Australia's entire east coast faces an "above normal" bushfire risk this summer, with Canberrans warned to start preparing for the season now.
The Bushfire and Natural Hazards Cooperative Research Centre, which draws assets from government and non-government agencies across Australia and New Zealand, released its seasonal outlook on Wednesday.
ACT Rural Fire Service chief officer Joe Murphy, who was at a joint conference with other national fire chiefs, said Canberrans needed to start preparing for the bushfire season now.
"We've got a complacent community out there," Mr Murphy said.
"They need to plan now, prepare now and if the day comes, if the big fire comes, they need to be prepared to act."
Two years of below average rainfall, persistent drought and dry lowland forests have created an "above normal" bushfire risk in the capital.
"This indicates that fuel flammability in the lowland forests could remain high, creating risks early in the fire season," the centre's report said.
Mr Murphy said "above normal" didn't just mean more likely, it meant fires would be even more severe if they started.
"They'll be bigger, harder, longer running and more difficult to control," Mr Murphy said.
He said conditions similar to those before the deadly 2003 Canberra bushfire had again been replicated this season.
"We've got a very dry landscape," Mr Murphy said.

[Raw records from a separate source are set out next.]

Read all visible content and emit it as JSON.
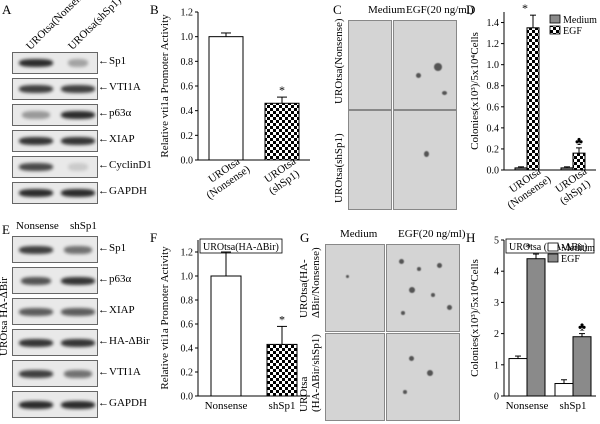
{
  "panels": {
    "A": {
      "label": "A",
      "lanes": [
        "UROtsa(Nonsense)",
        "UROtsa(shSp1)"
      ],
      "rows": [
        "Sp1",
        "VTI1A",
        "p63α",
        "XIAP",
        "CyclinD1",
        "GAPDH"
      ]
    },
    "E": {
      "label": "E",
      "lanes": [
        "Nonsense",
        "shSp1"
      ],
      "side_label": "UROtsa HA-ΔBir",
      "rows": [
        "Sp1",
        "p63α",
        "XIAP",
        "HA-ΔBir",
        "VTI1A",
        "GAPDH"
      ]
    },
    "C": {
      "label": "C",
      "col_headers": [
        "Medium",
        "EGF(20 ng/ml)"
      ],
      "row_labels": [
        "UROtsa(Nonsense)",
        "UROtsa(shSp1)"
      ]
    },
    "G": {
      "label": "G",
      "col_headers": [
        "Medium",
        "EGF(20 ng/ml)"
      ],
      "row_labels": [
        "UROtsa(HA-ΔBir/Nonsense)",
        "UROtsa (HA-ΔBir/shSp1)"
      ],
      "row_labels_l1": [
        "UROtsa(HA-",
        "UROtsa"
      ],
      "row_labels_l2": [
        "ΔBir/Nonsense)",
        "(HA-ΔBir/shSp1)"
      ]
    }
  },
  "chart_data": [
    {
      "panel": "B",
      "type": "bar",
      "ylabel": "Relative vti1a Promoter Activity",
      "categories": [
        "UROtsa (Nonsense)",
        "UROtsa (shSp1)"
      ],
      "cat_line1": [
        "UROtsa",
        "UROtsa"
      ],
      "cat_line2": [
        "(Nonsense)",
        "(shSp1)"
      ],
      "values": [
        1.0,
        0.46
      ],
      "errors": [
        0.03,
        0.05
      ],
      "ylim": [
        0,
        1.2
      ],
      "yticks": [
        "0.0",
        "0.2",
        "0.4",
        "0.6",
        "0.8",
        "1.0",
        "1.2"
      ],
      "annotation": "*",
      "fills": [
        "white",
        "checker"
      ]
    },
    {
      "panel": "D",
      "type": "bar",
      "ylabel": "Colonies(x10³)/5x10⁴Cells",
      "categories": [
        "UROtsa (Nonsense)",
        "UROtsa (shSp1)"
      ],
      "cat_line1": [
        "UROtsa",
        "UROtsa"
      ],
      "cat_line2": [
        "(Nonsense)",
        "(shSp1)"
      ],
      "series": [
        {
          "name": "Medium",
          "values": [
            0.02,
            0.02
          ],
          "errors": [
            0.01,
            0.01
          ],
          "fill": "gray"
        },
        {
          "name": "EGF",
          "values": [
            1.35,
            0.16
          ],
          "errors": [
            0.12,
            0.05
          ],
          "fill": "checker"
        }
      ],
      "ylim": [
        0,
        1.5
      ],
      "yticks": [
        "0.0",
        "0.2",
        "0.4",
        "0.6",
        "0.8",
        "1.0",
        "1.2",
        "1.4"
      ],
      "annotations": [
        "*",
        "♣"
      ]
    },
    {
      "panel": "F",
      "type": "bar",
      "title": "UROtsa(HA-ΔBir)",
      "ylabel": "Relative vti1a Promoter Activity",
      "categories": [
        "Nonsense",
        "shSp1"
      ],
      "values": [
        1.0,
        0.43
      ],
      "errors": [
        0.2,
        0.15
      ],
      "ylim": [
        0,
        1.3
      ],
      "yticks": [
        "0.0",
        "0.2",
        "0.4",
        "0.6",
        "0.8",
        "1.0",
        "1.2"
      ],
      "annotation": "*",
      "fills": [
        "white",
        "checker"
      ]
    },
    {
      "panel": "H",
      "type": "bar",
      "title": "UROtsa (HA-ΔBir)",
      "ylabel": "Colonies(x10³)/5x10⁴Cells",
      "categories": [
        "Nonsense",
        "shSp1"
      ],
      "series": [
        {
          "name": "Medium",
          "values": [
            1.2,
            0.4
          ],
          "errors": [
            0.08,
            0.12
          ],
          "fill": "white"
        },
        {
          "name": "EGF",
          "values": [
            4.4,
            1.9
          ],
          "errors": [
            0.15,
            0.1
          ],
          "fill": "gray"
        }
      ],
      "ylim": [
        0,
        5
      ],
      "yticks": [
        "0",
        "1",
        "2",
        "3",
        "4",
        "5"
      ],
      "annotations": [
        "*",
        "♣"
      ]
    }
  ]
}
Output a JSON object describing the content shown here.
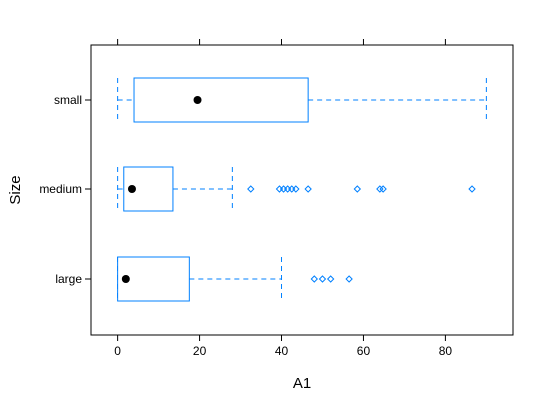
{
  "chart_data": {
    "type": "boxplot",
    "orientation": "horizontal",
    "title": "",
    "xlabel": "A1",
    "ylabel": "Size",
    "xlim": [
      -6.5,
      96.5
    ],
    "x_ticks": [
      0,
      20,
      40,
      60,
      80
    ],
    "x_tick_labels": [
      "0",
      "20",
      "40",
      "60",
      "80"
    ],
    "categories": [
      "small",
      "medium",
      "large"
    ],
    "grid": false,
    "box_color": "#0080ff",
    "median_color": "#000000",
    "boxes": [
      {
        "category": "small",
        "whisker_low": 0,
        "q1": 4,
        "median": 19.5,
        "q3": 46.5,
        "whisker_high": 90,
        "outliers": []
      },
      {
        "category": "medium",
        "whisker_low": 0,
        "q1": 1.5,
        "median": 3.5,
        "q3": 13.5,
        "whisker_high": 28,
        "outliers": [
          32.5,
          39.5,
          40.5,
          41.5,
          42.5,
          43.5,
          46.5,
          58.5,
          64,
          64.8,
          86.5
        ]
      },
      {
        "category": "large",
        "whisker_low": 0,
        "q1": 0,
        "median": 2,
        "q3": 17.5,
        "whisker_high": 40,
        "outliers": [
          48,
          50,
          52,
          56.5
        ]
      }
    ]
  }
}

While the highland forests were still damp, Mr Murphy said they would dry out over summer.
He said Canberrans needed to go to the emergency services website, esa.act.gov.au, to prepare their bushfire survival plan.
It has been the fifth-driest start to the year on record, and the driest since 1970.Bushfire and Natural Hazards Cooperative Research Centre
Nationally, the report said the 2019-20 summer had the potential to be an "active" bushfire season across the country.
Parts of Tasmania's east coast, inland Queensland, coastal South Australia and parts of northern and southern Western Australia also faced above normal risks.
"It has been the fifth-driest start to the year on record, and the driest since 1970," the report said.
Between January 1 this year and July 31, south-east Australia, including the ACT, experienced the hottest maximum temperatures decile ranges on record.
In the capital, the biggest risks were lightning strikes starting fires in the bushland, Mr Murphy said.
He said last year, helicopters had sighted two isolated blazes started by strikes allowing firefighters to contain them before they got out of hand.
New regulatory powers introduced in response to last year's Pierces Creek fire would allow faster removal of abandoned cars from bushland in Canberra, Mr Murphy said.
The blaze was started after a stolen car was abandoned and set alight inside the pine forests near the Cotter.